The Basics

Artist
Steven Weitzman
Materials
Bronze
Year
2013
Location
Emancipation Hall

Born to an enslaved mother and unidentified white father in Talbot County, Maryland, in early 1818, he was first named Frederick Augustus Washington Bailey. In the first two decades of his life, he was given, lent, or hired out to various masters, but he also learned to read and write after a white woman taught him the alphabet. Reading books and newspapers gave him a new perspective on slavery that was doubtlessly reinforced by his time with an especially brutal "slave-breaker," and he dedicated himself to becoming a free man. After his first escape plan was discovered he was jailed for a time, but in 1838 he managed to reach New York. Less than two weeks later he married Anna Murray, a free black housekeeper whom he had met a year earlier at a debating club and who had helped in his escape. The couple, who would have five children, moved to Massachusetts and took the surname Douglass.

Douglass entered public life as a speaker at antislavery meetings. In 1845 he published "Narrative of the Life of Frederick Douglass," the first of his three autobiographies; it became a bestseller but also drew attention to his escape from slavery, making him a potential target for arrest and return to his former owner. He travelled and spoke for two years in Britain and Ireland, where supporters raised enough money to purchase his manumission, allowing him to return to the United States a legally free man. Settling in Rochester, New York, he began publishing The North Star, one of several abolitionist newspapers with which he would be involved. He also spoke in favor of women’s rights at the famous Seneca Falls convention, sheltered escaped slaves, and fought to end segregation in public schools.

During the Civil War, Douglass was a recruiter for the first African-American army regiment, which two of his sons joined. He met twice with President Lincoln, first about the pay and treatment of black soldiers and then to discuss the president’s desire to assist escaping slaves. After the Union victory and the abolition of slavery, he worked as a newspaper publisher and then as president of the Freedman’s Savings Bank. After his Rochester home was destroyed by fire (which Douglass believed resulted from arson), he moved his family to Anacostia in Washington, D.C., and purchased an estate that he would expand to twenty-four acres. The home, named Cedar Hill, has been designated the Frederick Douglass National Historic Site. He was successively appointed a U.S. marshal and the recorder of deeds for the District of Columbia.

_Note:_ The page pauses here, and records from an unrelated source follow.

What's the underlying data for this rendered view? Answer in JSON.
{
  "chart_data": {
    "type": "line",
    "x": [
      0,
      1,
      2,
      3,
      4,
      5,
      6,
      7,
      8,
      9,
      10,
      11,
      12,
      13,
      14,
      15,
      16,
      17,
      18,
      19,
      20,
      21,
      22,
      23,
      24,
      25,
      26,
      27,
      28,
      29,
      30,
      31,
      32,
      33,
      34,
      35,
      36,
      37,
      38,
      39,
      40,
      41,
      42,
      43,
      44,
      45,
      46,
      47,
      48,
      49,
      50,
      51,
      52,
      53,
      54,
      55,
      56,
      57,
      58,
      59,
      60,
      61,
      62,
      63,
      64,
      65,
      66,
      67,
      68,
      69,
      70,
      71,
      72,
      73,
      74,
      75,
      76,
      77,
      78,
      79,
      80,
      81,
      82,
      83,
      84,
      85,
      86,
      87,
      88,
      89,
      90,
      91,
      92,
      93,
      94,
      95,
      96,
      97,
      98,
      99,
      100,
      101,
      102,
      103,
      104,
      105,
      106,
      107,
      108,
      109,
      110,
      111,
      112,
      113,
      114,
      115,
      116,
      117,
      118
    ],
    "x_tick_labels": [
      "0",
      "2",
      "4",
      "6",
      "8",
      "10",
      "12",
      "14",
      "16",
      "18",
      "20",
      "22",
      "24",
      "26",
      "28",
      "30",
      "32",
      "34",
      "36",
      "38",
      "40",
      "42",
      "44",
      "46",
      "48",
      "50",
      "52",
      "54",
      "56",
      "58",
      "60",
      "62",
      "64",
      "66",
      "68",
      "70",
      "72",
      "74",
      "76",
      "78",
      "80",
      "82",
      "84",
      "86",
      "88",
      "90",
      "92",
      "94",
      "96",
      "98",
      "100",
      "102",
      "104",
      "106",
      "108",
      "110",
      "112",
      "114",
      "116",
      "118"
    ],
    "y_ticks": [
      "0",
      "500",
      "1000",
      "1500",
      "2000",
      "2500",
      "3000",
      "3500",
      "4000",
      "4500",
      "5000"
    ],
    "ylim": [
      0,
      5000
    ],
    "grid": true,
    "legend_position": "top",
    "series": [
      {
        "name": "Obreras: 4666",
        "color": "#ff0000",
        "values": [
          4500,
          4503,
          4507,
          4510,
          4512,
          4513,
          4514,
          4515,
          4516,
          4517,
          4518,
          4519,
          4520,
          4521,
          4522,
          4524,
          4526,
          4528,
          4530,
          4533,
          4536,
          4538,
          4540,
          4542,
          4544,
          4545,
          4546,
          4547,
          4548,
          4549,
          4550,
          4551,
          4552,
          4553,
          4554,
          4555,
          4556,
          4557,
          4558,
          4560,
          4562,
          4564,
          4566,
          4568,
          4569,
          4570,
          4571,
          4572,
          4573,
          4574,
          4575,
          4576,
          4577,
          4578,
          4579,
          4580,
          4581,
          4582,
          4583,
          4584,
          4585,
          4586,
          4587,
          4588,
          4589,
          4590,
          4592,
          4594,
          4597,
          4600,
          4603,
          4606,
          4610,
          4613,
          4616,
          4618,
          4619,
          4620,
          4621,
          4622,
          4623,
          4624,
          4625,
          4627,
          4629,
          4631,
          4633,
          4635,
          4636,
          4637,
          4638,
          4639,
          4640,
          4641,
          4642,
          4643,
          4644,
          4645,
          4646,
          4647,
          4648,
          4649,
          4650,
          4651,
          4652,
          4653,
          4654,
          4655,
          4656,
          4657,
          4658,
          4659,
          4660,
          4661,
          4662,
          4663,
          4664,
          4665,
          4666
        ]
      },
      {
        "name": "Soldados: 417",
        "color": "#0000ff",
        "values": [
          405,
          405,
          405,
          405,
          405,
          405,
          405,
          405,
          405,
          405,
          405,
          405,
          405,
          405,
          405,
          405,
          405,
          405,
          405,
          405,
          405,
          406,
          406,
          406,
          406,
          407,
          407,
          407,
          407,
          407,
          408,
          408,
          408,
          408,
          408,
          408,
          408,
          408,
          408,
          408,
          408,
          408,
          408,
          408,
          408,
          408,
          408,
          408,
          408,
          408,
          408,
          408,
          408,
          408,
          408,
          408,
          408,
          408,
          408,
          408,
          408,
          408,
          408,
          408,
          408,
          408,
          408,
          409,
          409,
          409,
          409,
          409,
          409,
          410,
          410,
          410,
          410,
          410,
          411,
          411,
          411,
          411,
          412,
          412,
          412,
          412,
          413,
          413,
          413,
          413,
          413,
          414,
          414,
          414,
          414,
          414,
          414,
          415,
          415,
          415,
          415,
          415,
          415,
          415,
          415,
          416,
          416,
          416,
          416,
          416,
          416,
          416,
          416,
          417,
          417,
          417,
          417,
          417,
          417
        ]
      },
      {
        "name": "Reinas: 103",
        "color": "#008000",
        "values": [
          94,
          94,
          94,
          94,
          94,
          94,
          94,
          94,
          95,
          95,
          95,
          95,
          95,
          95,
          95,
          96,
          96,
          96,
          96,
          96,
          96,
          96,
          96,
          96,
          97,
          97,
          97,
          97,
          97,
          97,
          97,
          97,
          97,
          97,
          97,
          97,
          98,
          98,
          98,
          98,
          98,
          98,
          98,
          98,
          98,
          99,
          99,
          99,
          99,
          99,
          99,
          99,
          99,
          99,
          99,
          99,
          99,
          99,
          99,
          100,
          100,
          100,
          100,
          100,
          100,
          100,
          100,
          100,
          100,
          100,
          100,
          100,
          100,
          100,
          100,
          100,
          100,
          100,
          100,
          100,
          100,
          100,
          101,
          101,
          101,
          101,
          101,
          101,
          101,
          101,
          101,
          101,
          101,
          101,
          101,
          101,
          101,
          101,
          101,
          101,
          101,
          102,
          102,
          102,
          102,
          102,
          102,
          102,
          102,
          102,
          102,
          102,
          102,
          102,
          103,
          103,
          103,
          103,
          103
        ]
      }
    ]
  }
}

Two years after his wife died in 1882, he married feminist Helen Pitts, his former secretary; the fact that she was white was controversial. In 1886–1887 the couple toured England, France, Italy, Egypt, and Greece. In 1888, he received a vote for president at the Republican National Convention, becoming the first African American ever so honored by a major party.

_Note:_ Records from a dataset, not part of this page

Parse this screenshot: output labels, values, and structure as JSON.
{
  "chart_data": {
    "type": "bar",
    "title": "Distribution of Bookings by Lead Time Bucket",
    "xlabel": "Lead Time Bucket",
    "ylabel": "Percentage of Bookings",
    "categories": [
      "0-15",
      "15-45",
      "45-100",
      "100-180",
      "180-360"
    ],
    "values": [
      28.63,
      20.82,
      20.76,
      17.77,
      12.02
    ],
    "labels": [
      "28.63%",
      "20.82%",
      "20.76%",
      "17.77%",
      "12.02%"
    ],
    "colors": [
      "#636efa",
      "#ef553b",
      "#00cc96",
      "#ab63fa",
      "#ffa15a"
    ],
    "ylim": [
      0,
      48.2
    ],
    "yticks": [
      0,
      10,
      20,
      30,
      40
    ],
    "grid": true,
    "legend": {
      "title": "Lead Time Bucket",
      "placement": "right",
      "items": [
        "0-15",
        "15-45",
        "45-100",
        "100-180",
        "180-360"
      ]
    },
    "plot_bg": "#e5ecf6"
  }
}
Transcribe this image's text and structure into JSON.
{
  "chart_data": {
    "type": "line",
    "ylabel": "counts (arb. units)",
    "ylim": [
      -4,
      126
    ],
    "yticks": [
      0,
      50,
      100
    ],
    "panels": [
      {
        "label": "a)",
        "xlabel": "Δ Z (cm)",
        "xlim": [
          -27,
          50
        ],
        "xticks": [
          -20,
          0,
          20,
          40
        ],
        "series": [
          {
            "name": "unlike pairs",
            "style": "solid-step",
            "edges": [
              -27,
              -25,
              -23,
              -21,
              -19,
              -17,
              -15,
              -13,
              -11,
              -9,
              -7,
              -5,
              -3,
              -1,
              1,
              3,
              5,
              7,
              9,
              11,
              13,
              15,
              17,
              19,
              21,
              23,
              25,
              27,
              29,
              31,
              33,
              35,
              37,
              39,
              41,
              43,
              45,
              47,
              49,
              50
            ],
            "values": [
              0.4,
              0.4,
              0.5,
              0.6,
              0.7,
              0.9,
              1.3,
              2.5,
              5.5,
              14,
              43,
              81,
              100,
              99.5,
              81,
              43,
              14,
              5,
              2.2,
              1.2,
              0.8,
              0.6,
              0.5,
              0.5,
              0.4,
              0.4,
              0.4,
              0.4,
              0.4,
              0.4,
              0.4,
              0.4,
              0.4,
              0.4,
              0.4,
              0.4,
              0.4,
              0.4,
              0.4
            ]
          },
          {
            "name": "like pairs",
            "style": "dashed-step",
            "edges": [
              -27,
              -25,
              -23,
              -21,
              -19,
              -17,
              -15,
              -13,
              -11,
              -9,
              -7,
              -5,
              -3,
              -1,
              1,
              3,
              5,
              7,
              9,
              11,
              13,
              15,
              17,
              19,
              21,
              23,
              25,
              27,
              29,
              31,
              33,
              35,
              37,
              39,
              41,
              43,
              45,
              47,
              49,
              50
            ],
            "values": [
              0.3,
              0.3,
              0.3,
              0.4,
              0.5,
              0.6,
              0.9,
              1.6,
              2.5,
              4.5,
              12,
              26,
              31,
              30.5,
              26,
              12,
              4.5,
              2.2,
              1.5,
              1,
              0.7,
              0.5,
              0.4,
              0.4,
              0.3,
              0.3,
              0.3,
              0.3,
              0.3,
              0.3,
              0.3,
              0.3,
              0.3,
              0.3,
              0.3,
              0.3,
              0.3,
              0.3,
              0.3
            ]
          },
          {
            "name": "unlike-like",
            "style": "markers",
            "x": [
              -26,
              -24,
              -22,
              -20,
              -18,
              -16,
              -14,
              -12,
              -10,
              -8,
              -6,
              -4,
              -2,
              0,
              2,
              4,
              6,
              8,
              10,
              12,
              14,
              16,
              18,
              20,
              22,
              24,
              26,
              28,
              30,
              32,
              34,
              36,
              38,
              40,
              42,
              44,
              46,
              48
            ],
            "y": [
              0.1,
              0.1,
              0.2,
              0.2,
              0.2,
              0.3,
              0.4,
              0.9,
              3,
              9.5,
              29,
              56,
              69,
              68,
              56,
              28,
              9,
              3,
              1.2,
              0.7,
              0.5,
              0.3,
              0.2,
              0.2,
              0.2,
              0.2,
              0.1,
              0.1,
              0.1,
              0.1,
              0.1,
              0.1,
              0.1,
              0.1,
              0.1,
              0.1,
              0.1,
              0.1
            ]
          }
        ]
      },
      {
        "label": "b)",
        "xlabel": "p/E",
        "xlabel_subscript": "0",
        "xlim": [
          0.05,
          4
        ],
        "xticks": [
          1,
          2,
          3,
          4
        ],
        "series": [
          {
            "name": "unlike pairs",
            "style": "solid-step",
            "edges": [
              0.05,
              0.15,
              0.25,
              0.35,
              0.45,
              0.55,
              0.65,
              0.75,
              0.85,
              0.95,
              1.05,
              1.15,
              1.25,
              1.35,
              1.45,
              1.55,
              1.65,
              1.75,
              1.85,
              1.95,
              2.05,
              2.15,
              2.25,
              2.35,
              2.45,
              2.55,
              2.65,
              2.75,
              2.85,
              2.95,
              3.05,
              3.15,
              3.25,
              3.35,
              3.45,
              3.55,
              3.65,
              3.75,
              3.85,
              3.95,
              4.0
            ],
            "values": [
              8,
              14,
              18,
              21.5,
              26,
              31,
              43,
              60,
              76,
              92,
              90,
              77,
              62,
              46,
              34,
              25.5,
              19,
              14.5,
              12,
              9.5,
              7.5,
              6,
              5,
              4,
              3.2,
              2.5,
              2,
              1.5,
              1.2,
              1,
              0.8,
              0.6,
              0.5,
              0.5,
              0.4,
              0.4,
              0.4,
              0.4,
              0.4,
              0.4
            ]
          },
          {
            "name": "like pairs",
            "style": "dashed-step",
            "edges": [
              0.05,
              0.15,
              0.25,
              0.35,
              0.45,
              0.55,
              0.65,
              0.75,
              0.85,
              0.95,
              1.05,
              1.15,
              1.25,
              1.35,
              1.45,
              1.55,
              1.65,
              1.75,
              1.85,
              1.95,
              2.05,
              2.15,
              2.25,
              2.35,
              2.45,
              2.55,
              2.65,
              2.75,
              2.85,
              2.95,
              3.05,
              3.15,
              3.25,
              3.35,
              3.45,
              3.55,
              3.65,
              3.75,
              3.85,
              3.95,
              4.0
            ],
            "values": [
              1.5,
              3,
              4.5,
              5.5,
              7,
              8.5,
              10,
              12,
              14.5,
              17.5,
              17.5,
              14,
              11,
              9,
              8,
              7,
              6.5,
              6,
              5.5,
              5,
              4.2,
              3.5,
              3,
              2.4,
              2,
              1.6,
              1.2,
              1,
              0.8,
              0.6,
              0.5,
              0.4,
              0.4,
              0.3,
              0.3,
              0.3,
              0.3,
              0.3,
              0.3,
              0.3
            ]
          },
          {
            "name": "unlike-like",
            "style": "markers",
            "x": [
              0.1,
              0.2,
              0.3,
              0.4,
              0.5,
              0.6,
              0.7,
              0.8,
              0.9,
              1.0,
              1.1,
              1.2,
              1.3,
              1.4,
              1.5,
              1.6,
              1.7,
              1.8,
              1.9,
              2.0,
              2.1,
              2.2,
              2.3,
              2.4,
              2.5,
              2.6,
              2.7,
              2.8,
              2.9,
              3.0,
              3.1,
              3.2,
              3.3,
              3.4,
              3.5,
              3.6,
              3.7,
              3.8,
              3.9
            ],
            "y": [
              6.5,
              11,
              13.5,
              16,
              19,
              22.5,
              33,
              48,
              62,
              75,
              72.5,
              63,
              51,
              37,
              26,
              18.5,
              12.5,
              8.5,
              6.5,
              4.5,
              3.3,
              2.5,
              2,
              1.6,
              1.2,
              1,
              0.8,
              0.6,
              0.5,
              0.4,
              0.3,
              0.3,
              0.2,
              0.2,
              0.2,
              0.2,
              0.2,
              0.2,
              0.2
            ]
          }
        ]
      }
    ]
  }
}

Frederick Douglass died at his home on February 20, 1895. He is buried in the family plot at Mount Hope Cemetery in Rochester.

The Statue

In 2006, Steven Weitzman was awarded the commission to create this statue of Frederick Douglass by the Washington, D.C., Commission for the Arts and Humanities. Citizens of the District of Columbia had chosen the subject of the statue through a voting process. In 2012, the Congress passed and the president signed P.L. 112-174, which directed the statue's placement in the U.S. Capitol Visitor Center's Emancipation Hall.

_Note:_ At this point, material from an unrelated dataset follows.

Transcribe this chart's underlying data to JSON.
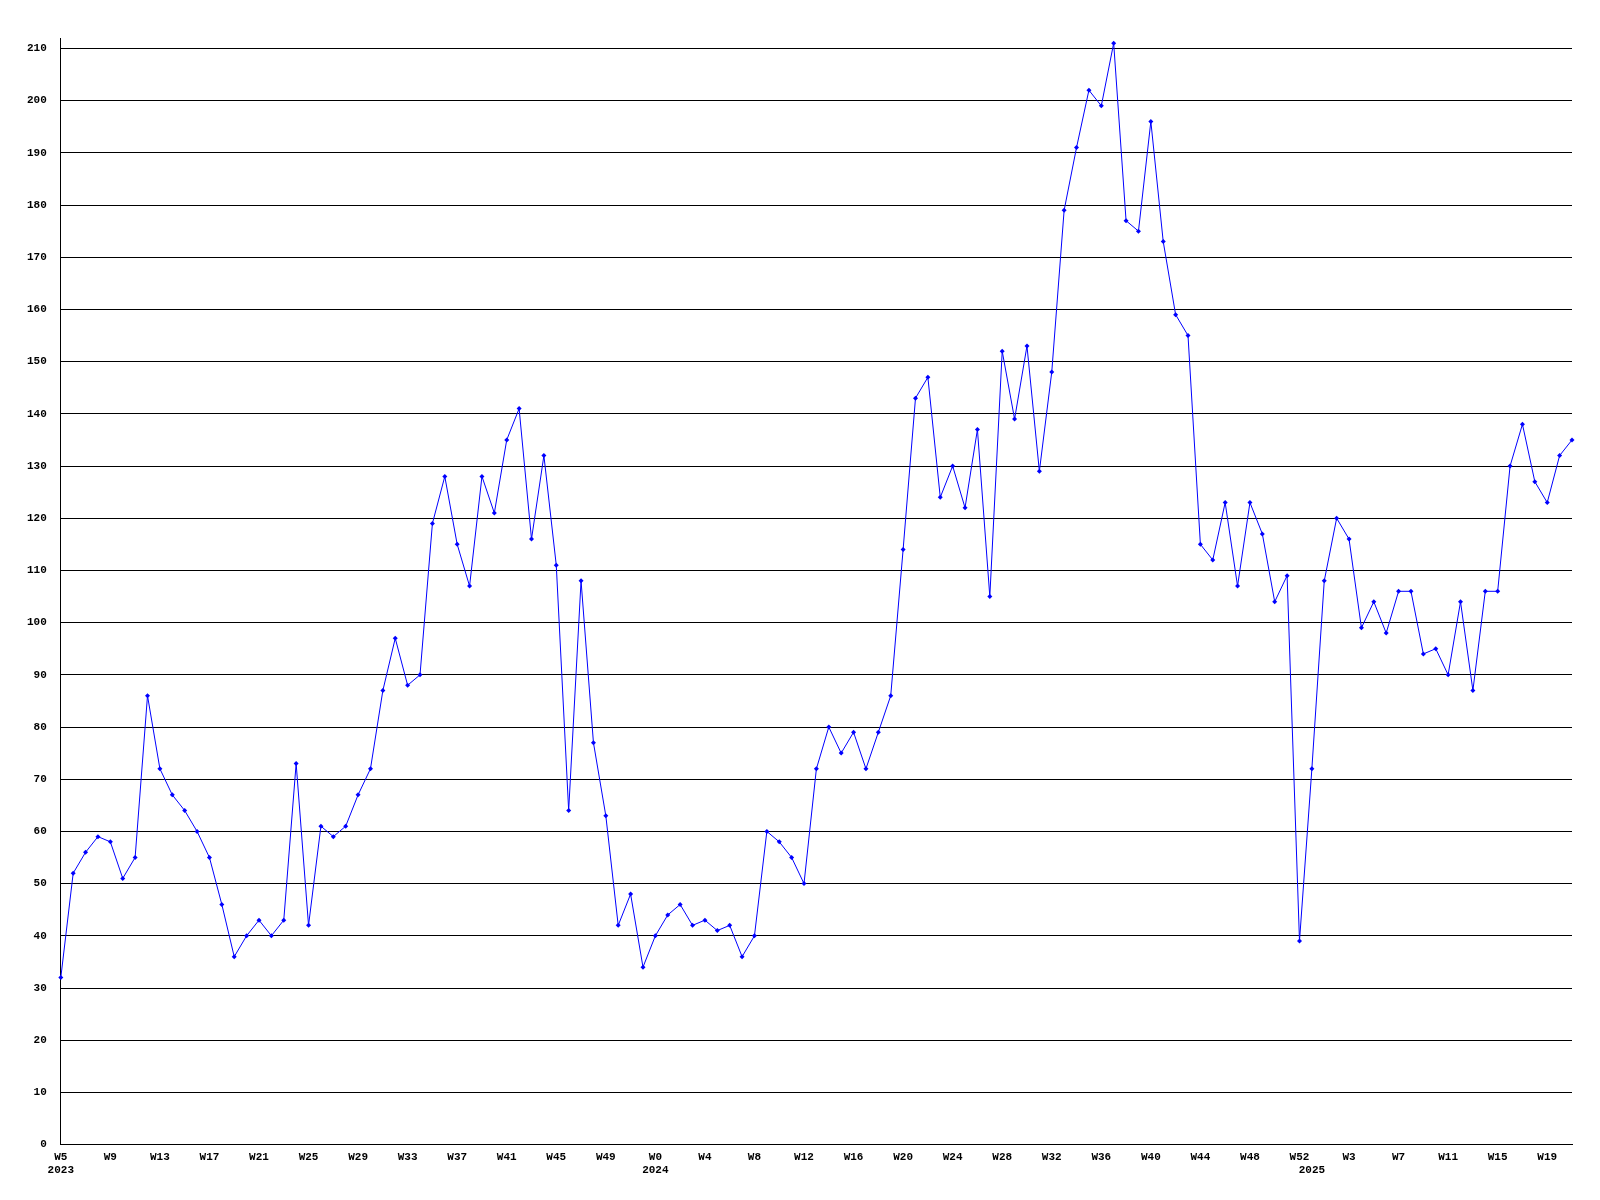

The statue, which is approximately seven feet tall, depicts Douglass as a man in his fifties in the act of giving a speech with a determined expression. He stands beside a lectern, leaning slightly forward and holding up a crushed sheaf of papers. His left hand firmly grasps the top of the lectern, where an inkwell and a quill pen sit in reference to his work as an author. He is dressed in a formal double-breasted frock coat, bow tie, and vest with a watch chain. The statue's pedestal is two and one-half feet high and is clad in pink marble. On the front and sides of the pedestal are these inscriptions:


Front:
FREDERICK DOUGLASS
1818-1895
WASHINGTON,
DISTRICT OF COLUMBIA

Proper Right:
The soul that is within me
no man can degrade.
—Quoted by Booker T. Washington
in Up from Slavery, 1901

Proper Left:
If there is no struggle
there is no progress.
—Address on West India
emancipation, 1857


This statue is not a part of the National Statuary Hall Collection. The Joint Committee on the Library approved the statue's acceptance into the joint art collection of the Capitol; the Congress approved its unveiling on June 19, 2013, a date also known as Juneteenth that commemorates the arrival in Galveston, Texas, of Union troops who brought the news that the Emancipation Proclamation had abolished slavery in the states then in rebellion.

The Sculptor

Sculptor Steven Weitzman was born in New York City in 1952 and began his artistic career as an illustrator and painter. Since the 1980s he has worked increasingly in sculpture, with a significant accomplishment being a 1985 work dedicated on the grounds of the United Nations in New York City.